Nucleosome formation on inverted repeats or on some alternations of purines and pyrimidines can be inhibited in vitro by DNA supercoiling through their supercoiling-induced structural transitions to cruciforms or Z-form DNA, respectively. We report here, as a result of study of single nucleosome reconstitutions on a DNA minicircle, that a physiological level of DNA supercoiling can also enhance nucleosome sequence preference. The 357 base-pair minicircle was composed of a promoter of phage SP6 RNA polymerase joined to a 256 base-pair fragment containing a sea urchin 5 S RNA gene. Nucleosome formation on the promoter was found to be enhanced on a topoisomer with in vivo superhelix density when compared to topoisomers of lower or higher superhelical densities, to the nicked circle, or to the linear DNA. In contrast, nucleosomes at other positions appeared to be insensitive to supercoiling. This observation relied on a novel procedure for the investigation of nucleosome positioning. The reconstituted circular chromatin was first linearized using a restriction endonuclease, and the linear chromatin so obtained was electrophoresed as nucleoprotein in a polyacrylamide gel. The gel showed well-fractionated bands whose mobilities were a V-like function of nucleosome positions, with the nucleosome near the middle migrating less. This behavior is similar to that previously observed for complexes of sequence-specific DNA-bending proteins with circularly permuted DNA fragments, and presumably reflects the change in the direction of the DNA axis between the entrance and the exit of the particle. Possible mechanisms for such supercoiling-induced modulation of nucleosome formation are discussed in the light of the supercoiling-dependent susceptibility to cleavage of the naked minicircle with S1 and Bal31 nucleases; and a comparison between DNase I cleavage patterns of the modulated nucleosome and of another, non-modulated, overlapping nucleosome.

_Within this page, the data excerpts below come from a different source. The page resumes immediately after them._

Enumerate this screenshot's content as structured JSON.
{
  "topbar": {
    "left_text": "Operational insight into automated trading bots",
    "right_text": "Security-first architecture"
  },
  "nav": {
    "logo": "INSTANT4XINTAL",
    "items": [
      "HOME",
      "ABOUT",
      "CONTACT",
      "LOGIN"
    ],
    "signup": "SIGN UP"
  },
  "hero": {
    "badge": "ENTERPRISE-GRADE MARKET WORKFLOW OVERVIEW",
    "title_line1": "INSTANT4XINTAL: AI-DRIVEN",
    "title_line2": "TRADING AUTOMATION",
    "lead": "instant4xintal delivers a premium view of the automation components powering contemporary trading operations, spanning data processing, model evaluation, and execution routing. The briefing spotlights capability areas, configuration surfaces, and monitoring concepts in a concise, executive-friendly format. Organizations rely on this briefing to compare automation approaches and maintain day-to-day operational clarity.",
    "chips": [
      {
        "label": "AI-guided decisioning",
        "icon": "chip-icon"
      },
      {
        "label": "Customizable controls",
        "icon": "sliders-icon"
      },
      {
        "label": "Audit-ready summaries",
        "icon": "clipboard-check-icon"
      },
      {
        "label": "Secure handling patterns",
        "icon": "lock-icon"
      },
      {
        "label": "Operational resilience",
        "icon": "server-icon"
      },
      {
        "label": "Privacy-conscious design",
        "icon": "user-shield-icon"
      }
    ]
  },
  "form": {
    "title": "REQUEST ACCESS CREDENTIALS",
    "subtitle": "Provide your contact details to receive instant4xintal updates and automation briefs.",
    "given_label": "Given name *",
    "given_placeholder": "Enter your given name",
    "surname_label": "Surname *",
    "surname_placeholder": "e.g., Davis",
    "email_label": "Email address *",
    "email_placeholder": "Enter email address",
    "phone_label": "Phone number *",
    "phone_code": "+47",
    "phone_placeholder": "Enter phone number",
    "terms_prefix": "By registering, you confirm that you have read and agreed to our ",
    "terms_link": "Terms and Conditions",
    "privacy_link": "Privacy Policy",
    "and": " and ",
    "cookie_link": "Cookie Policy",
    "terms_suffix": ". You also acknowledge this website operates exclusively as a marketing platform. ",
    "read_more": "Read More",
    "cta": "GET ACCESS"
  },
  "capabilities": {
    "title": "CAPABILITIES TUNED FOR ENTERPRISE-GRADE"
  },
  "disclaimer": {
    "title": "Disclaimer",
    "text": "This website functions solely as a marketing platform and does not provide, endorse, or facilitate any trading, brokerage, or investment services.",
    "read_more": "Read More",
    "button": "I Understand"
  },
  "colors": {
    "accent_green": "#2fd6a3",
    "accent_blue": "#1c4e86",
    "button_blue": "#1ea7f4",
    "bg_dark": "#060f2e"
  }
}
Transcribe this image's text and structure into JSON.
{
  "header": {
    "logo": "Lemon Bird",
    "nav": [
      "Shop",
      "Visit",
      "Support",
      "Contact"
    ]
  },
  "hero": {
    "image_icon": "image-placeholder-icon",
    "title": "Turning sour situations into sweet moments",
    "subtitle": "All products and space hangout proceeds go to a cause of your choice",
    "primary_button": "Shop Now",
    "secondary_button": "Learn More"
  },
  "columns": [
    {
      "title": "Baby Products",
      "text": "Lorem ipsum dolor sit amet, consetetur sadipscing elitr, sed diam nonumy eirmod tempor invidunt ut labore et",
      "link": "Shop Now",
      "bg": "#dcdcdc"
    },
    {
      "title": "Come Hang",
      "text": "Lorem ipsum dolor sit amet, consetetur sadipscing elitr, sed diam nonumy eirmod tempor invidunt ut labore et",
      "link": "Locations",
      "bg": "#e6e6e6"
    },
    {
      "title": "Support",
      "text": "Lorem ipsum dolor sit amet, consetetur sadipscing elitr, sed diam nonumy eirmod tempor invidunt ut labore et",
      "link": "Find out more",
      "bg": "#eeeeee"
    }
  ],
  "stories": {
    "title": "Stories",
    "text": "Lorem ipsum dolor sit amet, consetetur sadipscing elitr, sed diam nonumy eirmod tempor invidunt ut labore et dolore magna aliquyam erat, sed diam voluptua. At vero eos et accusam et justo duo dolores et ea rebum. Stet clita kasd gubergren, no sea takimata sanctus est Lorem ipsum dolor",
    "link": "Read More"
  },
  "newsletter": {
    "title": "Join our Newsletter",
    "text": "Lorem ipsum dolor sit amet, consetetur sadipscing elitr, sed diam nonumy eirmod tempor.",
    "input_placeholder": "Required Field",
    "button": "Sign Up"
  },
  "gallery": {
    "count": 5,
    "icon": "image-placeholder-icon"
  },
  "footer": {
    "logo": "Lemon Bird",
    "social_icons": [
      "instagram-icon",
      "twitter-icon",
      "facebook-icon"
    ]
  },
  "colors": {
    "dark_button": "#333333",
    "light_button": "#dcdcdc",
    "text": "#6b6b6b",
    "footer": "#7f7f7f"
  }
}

Chromatin reconstitution on small DNA rings. III. Histone H5 dependence of DNA supercoiling in the nucleosome.

Mononucleosomes were reconstituted on small DNA rings in the presence of histone H5 and relaxed to an equilibrium using calf thymus topoisomerase I. DNA products, when compared to the equilibria observed with the same minicircles in the absence of histones, showed that a linking number reduction of 1.6 to 1.7 was associated with this reconstitution, in contrast with the 1.1 to 1.2 figure reported in our recent study of the H5-free nucleosome. Gel electrophoretic properties and electron microscopic visualization of the nucleosomes suggest a correlation between this increase and a further wrapping of the DNA around the histone core from less than 1.5 turns of the superhelix in the absence of H5, to close to two turns in its presence. Implications for DNA topology in chromatin are discussed.